Osterspaziergang – Faust
Worum geht es im Osterspaziergang in Faust? In diesem Beitrag und im Video zeigen wir dir eine Gedichtanalyse mit Interpretation!
Inhaltsübersicht
Übersicht – Osterspaziergang Faust
Der „Osterspaziergang“ ist ein Gedicht von Johann Wolfgang von Goethe . Allerdings handelt es sich beim „Osterspaziergang“ nicht um ein eigenständiges Werk, sondern um einen Monolog aus Goethes Faust . Dieser Monolog ist Teil der Szene Vor dem Tor.

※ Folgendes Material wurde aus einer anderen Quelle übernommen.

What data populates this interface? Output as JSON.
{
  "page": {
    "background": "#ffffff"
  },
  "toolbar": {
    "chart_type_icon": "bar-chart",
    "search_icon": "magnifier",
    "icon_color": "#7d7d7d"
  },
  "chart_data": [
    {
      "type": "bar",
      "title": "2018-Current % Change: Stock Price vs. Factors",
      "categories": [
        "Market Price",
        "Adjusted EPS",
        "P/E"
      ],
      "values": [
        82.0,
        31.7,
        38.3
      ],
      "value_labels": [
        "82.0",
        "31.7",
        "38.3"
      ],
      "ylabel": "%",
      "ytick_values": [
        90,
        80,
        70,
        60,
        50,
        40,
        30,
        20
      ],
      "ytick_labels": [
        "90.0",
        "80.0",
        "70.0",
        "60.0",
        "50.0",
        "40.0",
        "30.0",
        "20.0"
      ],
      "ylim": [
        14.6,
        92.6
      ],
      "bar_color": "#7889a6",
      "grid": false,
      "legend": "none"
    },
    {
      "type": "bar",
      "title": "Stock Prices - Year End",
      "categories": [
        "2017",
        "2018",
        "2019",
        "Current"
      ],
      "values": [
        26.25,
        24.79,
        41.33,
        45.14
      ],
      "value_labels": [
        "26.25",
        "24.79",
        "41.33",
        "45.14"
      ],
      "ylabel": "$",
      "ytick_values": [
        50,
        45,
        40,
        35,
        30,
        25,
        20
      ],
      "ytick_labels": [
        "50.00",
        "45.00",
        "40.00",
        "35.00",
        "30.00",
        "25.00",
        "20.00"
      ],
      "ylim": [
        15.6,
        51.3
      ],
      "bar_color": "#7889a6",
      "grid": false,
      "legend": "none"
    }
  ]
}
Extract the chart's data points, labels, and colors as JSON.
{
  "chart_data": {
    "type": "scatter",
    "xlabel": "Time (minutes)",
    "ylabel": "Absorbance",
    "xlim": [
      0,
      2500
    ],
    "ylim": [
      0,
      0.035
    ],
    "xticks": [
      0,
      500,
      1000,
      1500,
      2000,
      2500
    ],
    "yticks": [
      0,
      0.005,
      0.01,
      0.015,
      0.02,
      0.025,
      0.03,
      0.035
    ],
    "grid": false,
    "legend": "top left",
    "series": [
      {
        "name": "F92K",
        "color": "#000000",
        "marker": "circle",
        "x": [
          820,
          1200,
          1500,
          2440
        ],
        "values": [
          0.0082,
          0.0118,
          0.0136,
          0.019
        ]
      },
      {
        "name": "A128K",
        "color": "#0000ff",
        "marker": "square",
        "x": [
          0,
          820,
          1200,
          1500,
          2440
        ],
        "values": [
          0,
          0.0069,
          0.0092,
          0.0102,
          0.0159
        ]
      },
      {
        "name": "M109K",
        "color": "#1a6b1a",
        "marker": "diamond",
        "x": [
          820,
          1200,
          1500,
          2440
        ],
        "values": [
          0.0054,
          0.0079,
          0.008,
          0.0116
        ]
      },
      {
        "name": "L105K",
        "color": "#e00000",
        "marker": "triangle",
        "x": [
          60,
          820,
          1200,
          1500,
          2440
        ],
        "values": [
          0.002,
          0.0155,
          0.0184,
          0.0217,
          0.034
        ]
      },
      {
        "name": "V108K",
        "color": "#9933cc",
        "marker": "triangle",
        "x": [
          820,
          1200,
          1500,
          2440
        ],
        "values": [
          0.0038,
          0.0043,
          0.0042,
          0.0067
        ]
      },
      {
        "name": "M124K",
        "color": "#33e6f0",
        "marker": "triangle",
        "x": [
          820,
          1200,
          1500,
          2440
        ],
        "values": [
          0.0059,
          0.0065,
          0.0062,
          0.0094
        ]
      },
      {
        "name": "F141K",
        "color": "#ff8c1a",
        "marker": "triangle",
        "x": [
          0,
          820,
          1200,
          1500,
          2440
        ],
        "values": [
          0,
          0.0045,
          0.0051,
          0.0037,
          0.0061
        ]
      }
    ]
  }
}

Hier unternehmen der Gelehrte Faust und sein Schüler Wagner einen Spaziergang am Ostersonntag. Dabei beschreibt Faust das bunte Treiben auf den Straßen der Stadt. Faust fasst in dieser Szene neuen Lebensmut und kann seine Selbstmordgedanken aus der vorherigen Szene abschütteln.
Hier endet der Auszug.